Six years after joining Vermont Public Radio, news director Ross Sneyd is leaving the station next Friday to take a communications gig at the Montpelier-based National Life Group.
Though he says he "did not do it lightly and gave it a lot of thought," the veteran Vermont journalist says it's time to try something new. He says he's particularly looking forward to cutting down his daily commute from Plainfield to VPR's Colchester studio and spending more time running the bed-and-breakfast he owns with his partner.
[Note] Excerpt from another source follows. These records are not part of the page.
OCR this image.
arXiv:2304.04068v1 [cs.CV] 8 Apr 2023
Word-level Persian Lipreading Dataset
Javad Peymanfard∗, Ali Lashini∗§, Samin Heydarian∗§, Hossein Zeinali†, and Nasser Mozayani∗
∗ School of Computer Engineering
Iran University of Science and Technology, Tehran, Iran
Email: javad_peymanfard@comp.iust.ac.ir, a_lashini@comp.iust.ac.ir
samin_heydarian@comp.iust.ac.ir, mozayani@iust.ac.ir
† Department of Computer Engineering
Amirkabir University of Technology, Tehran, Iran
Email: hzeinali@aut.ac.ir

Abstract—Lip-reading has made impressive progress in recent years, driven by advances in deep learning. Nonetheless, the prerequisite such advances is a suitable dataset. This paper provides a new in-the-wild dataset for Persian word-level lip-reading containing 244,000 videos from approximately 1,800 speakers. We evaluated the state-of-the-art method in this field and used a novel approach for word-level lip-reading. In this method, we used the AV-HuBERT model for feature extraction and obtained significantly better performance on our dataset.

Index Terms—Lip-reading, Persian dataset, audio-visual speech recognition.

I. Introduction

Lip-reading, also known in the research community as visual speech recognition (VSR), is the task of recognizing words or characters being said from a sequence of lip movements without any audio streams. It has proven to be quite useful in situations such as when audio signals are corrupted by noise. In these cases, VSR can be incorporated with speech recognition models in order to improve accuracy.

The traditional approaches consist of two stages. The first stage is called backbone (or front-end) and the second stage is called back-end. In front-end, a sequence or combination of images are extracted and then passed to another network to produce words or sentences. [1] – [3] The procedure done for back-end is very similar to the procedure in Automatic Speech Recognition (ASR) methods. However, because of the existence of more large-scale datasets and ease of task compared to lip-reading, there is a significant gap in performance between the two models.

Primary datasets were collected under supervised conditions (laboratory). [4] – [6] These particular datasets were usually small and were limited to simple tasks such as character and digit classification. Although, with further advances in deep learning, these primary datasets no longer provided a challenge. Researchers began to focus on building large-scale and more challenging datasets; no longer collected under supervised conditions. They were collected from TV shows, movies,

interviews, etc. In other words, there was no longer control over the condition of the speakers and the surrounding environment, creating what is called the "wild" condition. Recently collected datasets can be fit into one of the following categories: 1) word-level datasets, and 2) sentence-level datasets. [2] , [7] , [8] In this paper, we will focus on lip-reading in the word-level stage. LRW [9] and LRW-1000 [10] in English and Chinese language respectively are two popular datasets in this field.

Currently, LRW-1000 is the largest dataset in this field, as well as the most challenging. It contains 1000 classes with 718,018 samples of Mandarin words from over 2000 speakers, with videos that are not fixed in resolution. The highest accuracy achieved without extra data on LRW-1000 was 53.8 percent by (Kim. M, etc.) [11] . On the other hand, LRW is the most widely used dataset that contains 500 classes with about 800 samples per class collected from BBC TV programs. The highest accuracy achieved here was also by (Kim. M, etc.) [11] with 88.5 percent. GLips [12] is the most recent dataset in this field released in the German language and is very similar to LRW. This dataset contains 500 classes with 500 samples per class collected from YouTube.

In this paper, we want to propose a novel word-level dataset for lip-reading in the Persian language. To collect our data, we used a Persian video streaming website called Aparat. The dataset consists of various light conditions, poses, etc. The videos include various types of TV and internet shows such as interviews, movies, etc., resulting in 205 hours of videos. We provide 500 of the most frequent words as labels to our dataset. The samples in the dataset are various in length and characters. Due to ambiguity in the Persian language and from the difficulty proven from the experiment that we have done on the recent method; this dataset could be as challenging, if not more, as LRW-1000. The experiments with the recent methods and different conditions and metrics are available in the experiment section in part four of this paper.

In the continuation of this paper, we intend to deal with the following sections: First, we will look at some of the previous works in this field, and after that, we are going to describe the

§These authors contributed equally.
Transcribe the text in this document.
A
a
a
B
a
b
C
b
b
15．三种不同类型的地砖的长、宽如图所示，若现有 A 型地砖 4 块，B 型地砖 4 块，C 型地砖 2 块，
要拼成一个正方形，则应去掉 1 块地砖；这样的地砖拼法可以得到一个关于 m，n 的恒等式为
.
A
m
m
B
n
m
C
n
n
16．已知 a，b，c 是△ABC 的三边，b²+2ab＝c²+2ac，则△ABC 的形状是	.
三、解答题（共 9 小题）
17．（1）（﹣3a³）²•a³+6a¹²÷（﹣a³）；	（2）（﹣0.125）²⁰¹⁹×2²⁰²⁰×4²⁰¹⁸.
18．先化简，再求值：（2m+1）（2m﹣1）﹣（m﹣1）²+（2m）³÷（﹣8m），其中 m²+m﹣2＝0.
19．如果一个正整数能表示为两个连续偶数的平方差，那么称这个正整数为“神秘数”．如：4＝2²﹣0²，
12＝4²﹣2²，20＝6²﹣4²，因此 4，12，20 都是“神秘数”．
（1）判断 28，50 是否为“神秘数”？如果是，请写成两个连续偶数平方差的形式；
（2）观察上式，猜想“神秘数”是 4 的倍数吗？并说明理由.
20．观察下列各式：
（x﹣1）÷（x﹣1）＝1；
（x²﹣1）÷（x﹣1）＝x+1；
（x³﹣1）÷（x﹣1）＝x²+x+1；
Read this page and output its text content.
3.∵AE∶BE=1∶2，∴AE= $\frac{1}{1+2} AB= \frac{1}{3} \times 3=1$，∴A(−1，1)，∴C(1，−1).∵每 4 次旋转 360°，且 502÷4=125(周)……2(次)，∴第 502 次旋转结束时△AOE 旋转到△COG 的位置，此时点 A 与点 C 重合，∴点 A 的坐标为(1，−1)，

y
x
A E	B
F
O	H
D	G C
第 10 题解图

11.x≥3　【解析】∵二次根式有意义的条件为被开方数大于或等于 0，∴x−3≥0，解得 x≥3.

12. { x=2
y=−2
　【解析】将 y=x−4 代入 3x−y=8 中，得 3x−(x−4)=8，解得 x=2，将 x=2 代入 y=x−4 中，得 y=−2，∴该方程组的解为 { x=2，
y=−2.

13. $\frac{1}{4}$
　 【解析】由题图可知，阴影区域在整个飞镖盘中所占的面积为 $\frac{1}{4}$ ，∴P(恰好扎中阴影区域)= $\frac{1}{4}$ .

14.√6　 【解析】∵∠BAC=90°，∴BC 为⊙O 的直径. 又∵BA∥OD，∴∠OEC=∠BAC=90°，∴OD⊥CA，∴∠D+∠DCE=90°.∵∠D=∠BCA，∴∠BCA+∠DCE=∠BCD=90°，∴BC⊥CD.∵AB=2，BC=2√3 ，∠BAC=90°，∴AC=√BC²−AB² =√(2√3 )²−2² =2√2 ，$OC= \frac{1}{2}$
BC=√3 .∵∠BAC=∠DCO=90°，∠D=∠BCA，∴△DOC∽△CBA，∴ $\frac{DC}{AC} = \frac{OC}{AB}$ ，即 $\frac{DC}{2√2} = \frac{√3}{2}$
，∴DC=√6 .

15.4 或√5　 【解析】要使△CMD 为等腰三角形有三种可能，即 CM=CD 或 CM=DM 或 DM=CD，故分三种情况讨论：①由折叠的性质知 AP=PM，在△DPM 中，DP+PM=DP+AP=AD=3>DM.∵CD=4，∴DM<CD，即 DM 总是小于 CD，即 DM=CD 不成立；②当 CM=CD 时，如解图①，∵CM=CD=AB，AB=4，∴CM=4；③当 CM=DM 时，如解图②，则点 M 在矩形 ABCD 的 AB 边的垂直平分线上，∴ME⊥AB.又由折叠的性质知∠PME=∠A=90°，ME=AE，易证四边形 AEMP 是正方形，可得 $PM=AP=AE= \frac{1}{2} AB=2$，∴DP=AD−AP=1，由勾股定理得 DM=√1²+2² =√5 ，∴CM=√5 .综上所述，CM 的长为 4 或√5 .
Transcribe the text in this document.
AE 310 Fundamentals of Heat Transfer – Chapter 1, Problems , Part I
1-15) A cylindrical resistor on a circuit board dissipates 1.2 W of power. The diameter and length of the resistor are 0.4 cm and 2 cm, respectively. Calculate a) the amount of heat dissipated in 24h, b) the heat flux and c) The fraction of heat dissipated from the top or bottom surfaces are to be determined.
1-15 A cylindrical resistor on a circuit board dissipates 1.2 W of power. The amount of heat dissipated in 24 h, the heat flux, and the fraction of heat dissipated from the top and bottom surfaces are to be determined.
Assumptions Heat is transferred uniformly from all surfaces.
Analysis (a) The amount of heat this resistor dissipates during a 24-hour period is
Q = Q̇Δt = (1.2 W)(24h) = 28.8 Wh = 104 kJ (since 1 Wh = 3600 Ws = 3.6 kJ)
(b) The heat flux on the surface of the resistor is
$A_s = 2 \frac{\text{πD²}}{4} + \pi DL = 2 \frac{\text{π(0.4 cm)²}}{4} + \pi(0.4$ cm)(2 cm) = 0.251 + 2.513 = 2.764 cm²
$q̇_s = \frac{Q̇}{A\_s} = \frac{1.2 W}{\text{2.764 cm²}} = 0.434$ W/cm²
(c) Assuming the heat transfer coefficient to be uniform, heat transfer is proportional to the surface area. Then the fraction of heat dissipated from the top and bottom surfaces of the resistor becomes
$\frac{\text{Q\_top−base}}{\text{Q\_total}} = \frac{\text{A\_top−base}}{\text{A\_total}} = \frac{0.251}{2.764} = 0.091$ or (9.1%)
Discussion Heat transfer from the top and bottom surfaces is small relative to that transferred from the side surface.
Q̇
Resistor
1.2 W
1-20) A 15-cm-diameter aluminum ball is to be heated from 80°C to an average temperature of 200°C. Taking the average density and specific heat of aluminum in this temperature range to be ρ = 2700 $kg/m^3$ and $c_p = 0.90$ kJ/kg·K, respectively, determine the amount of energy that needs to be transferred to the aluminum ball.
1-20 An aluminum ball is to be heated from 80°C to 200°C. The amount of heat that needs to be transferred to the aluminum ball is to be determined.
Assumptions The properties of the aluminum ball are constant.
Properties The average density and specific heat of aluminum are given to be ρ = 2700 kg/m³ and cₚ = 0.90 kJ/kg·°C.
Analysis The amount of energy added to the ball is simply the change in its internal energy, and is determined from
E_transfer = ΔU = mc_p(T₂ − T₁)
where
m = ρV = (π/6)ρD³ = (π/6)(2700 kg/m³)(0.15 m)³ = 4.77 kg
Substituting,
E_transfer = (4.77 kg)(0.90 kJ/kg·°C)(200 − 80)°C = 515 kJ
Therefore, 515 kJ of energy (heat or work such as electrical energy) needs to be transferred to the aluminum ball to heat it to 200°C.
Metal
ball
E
"VPR, I think, has established itself as the leading news organization in Vermont — or certainly one of the leading news organizations," he says. "I'm really proud of what VPR does and what it will continue to do. I will continue to be a listener and a member and wish them all the best luck."
A longtime fixture in the Vermont journalism scene, Sneyd moved to the state in 1987 to take a job with the Burlington Free Press. He spent 18 years reporting for the Associated Press — the final 16 of them in its Montpelier bureau — before joining VPR in 2007.
Sneyd's new boss at National Life, vice president for communications Chris Graff, will be a familiar face. Graff served as the AP's Montpelier bureau chief during Sneyd's time there.
John Van Hoesen, vice president for news and programming at VPR, says he's sorry to see Sneyd go.
"We've had a number of tributes here at the station to him," Van Hoesen says. "Obviously we all are wishing him the very best. The staff is going to miss him. He really did distinguish himself."
Van Hoesen and Sneyd both point to VPR's coverage of Tropical Storm Irene as a high point of his tenure at the station. VPR won several awards from the Radio Television Digital News Association and Public Radio News Directors, Inc., for its work covering the storm's aftermath.
Van Hoesen says he's assembled a transition team to cover Sneyd's duties as the station while searches for a replacement.